With just ₹500, you could soon be able to own a fraction of a premium stock—thanks to SEBI’s recent steps towards fractional share trading. Let’s break down everything you need to know to get started.
What Are Fractional Shares?
Fractional shares allow you to buy a portion of a single stock instead of paying for the full unit.
Example:
If one share of Company X costs ₹10,000, and you invest ₹500, you’ll own 5% of one share.
This democratizes investing, making high-value stocks accessible to everyday investors.
Current Status of Fractional Shares in India
As of 2025, India does not yet allow full-scale fractional share investing, but SEBI has:
- Approved sandbox trials (with Bengaluru-based startup Xaults leading pilots).
- Proposed a custody-led model where fractional shares are stored at the depository level for better security.
- Indicated that future changes will require amendments to the Companies Act, 2013 and tax laws.
This means fractional investing is coming soon, and Indian investors should prepare now.
Why Start With ₹500?
- Low entry barrier → Begin investing without needing thousands.
- Diversification → Buy fractions of multiple premium stocks instead of being stuck with one low-cost share.
- Learning by doing → Perfect for beginners to understand the stock market without risking big amounts.
- Global trend → In the US, apps like Robinhood and Fidelity allow investing from just $1. India is heading in the same direction.
How to Start Investing in Fractional Shares (Step-by-Step)
1. Choose the Right Platform
Keep an eye on fintech platforms like:
- CakeOS – a new entrant focused on fractional ownership in India.
- Xaults – piloting SEBI sandbox trials.
- Global investing apps like Vested or INDmoney (currently offering US fractional stocks).

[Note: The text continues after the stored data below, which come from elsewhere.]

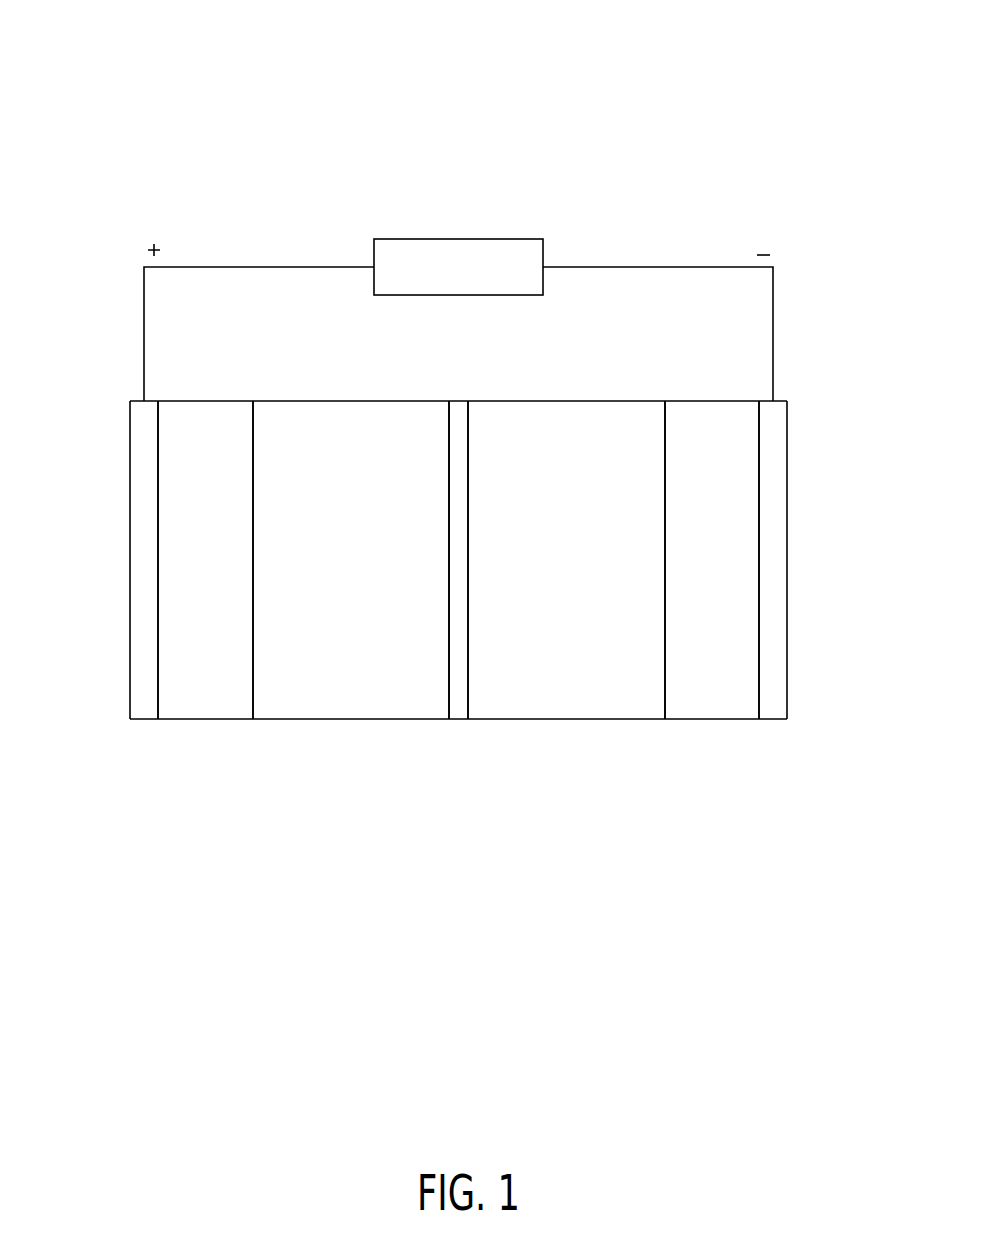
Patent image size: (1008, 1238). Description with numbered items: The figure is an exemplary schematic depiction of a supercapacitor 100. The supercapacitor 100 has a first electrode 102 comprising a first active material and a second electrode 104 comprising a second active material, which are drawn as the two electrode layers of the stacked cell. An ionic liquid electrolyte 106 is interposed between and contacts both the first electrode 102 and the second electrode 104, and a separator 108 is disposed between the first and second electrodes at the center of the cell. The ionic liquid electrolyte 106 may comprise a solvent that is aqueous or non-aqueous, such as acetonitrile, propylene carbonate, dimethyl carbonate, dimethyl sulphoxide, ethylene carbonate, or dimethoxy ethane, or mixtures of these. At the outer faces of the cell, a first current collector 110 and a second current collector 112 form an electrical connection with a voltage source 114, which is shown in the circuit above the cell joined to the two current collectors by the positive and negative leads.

The supercapacitor 100 is at (180, 71).
The first electrode 102 is at (208, 667).
The second electrode 104 is at (710, 675).
The ionic liquid electrolyte 106 is at (532, 697).
The separator 108 is at (458, 425).
The first current collector 110 is at (140, 550).
The second current collector 112 is at (770, 548).
The voltage source 114 is at (451, 239).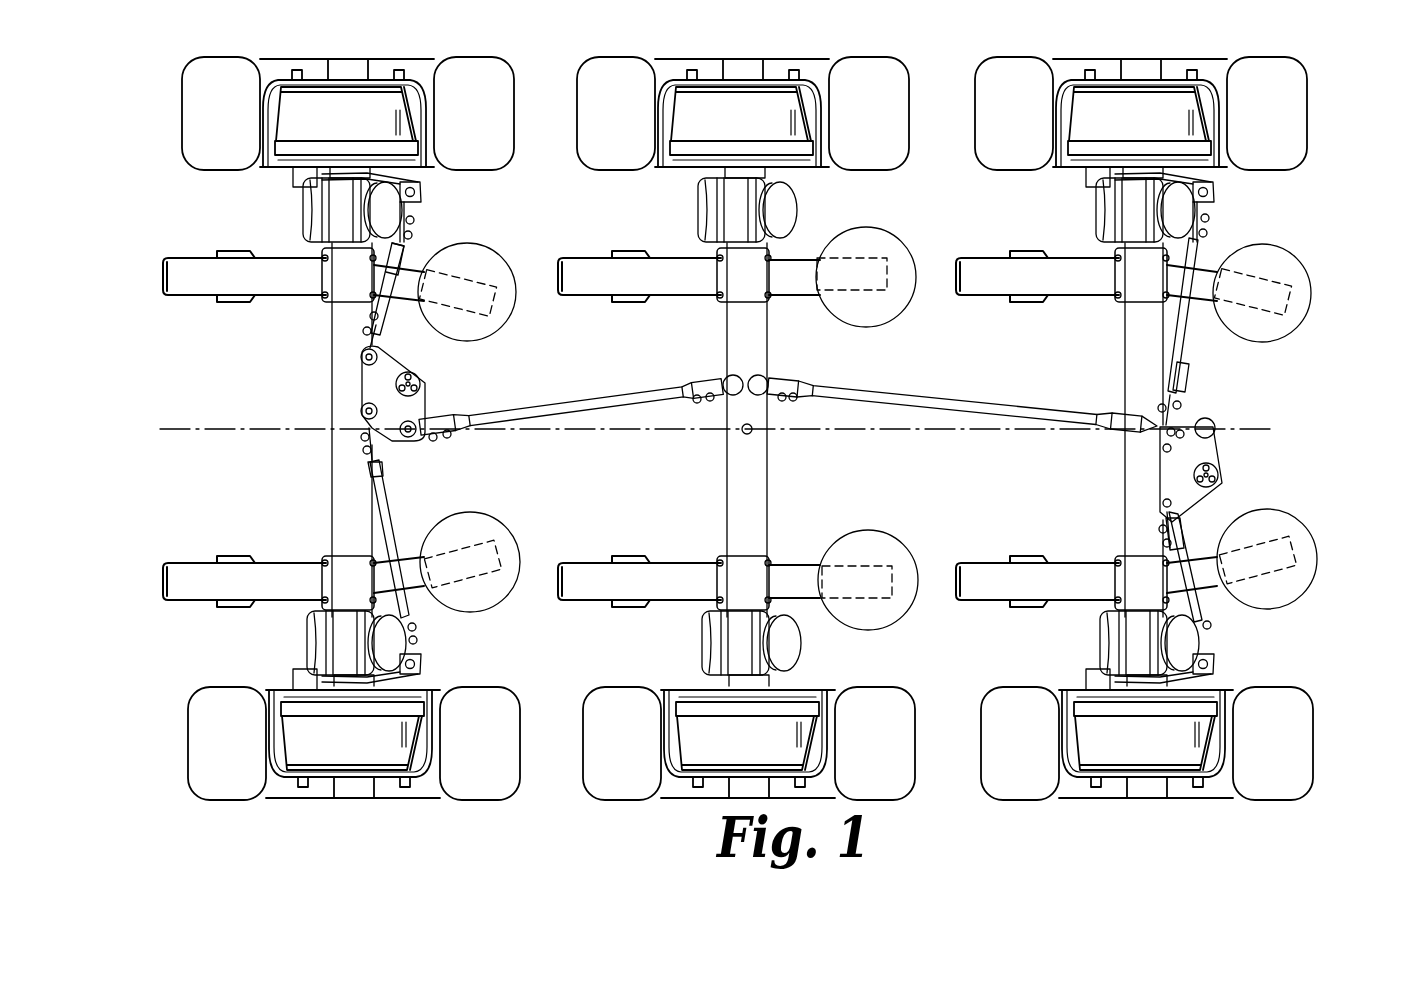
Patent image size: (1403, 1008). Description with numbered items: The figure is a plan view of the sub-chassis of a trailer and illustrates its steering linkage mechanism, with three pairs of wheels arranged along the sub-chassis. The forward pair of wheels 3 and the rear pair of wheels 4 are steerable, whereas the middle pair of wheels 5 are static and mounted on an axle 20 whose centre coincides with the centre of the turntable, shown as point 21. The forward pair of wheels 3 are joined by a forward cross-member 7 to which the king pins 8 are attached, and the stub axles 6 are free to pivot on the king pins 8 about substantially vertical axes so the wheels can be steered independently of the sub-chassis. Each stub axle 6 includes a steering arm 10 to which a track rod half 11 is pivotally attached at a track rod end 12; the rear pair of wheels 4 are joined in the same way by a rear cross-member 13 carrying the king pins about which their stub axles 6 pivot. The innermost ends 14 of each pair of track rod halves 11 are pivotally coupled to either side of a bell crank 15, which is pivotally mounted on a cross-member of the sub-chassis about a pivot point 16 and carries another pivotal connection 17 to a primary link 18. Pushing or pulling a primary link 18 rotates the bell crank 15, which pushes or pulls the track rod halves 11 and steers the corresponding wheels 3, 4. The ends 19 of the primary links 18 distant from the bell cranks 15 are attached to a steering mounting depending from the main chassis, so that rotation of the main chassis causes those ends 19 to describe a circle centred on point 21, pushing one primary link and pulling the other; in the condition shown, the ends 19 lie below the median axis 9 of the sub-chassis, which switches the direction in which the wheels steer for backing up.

The forward pair of wheels 3 is at (500, 62).
The rear pair of wheels 4 is at (1298, 62).
The middle pair of wheels 5 is at (892, 55).
The stub axle and king pin assembly 6 is at (312, 686).
The forward cross-member 7 is at (333, 348).
The king pin 8 is at (383, 175).
The median axis 9 is at (673, 432).
The steering arm 10 is at (1185, 176).
The track rod half 11 is at (402, 247).
The track rod end 12 is at (1215, 197).
The rear cross-member 13 is at (1132, 342).
The innermost end of track rod half 14 is at (385, 328).
The bell crank 15 is at (367, 388).
The pivot point 16 is at (421, 378).
The pivotal connection 17 is at (413, 443).
The primary link 18 is at (553, 405).
The end of primary link 19 is at (705, 386).
The axle 20 is at (755, 492).
The centre of the turntable 21 is at (752, 430).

2. Set a Budget (₹500 to start)
Fractional investing works best when you invest small but consistent amounts. Begin with ₹500 weekly or monthly.
3. Select High-Value Stocks
Look for companies you admire but couldn’t afford earlier—like MRF, Page Industries, or global giants such as Tesla and Amazon (through international platforms).
4. Understand Corporate Actions
Fractional owners will also get:
- Dividends (proportionally)
- Bonus shares (as fractions)
- Voting rights (depending on SEBI’s framework)
5. Track Performance & Reinvest
Use your investing app’s dashboard to monitor your fractional holdings and reinvest dividends for compounding.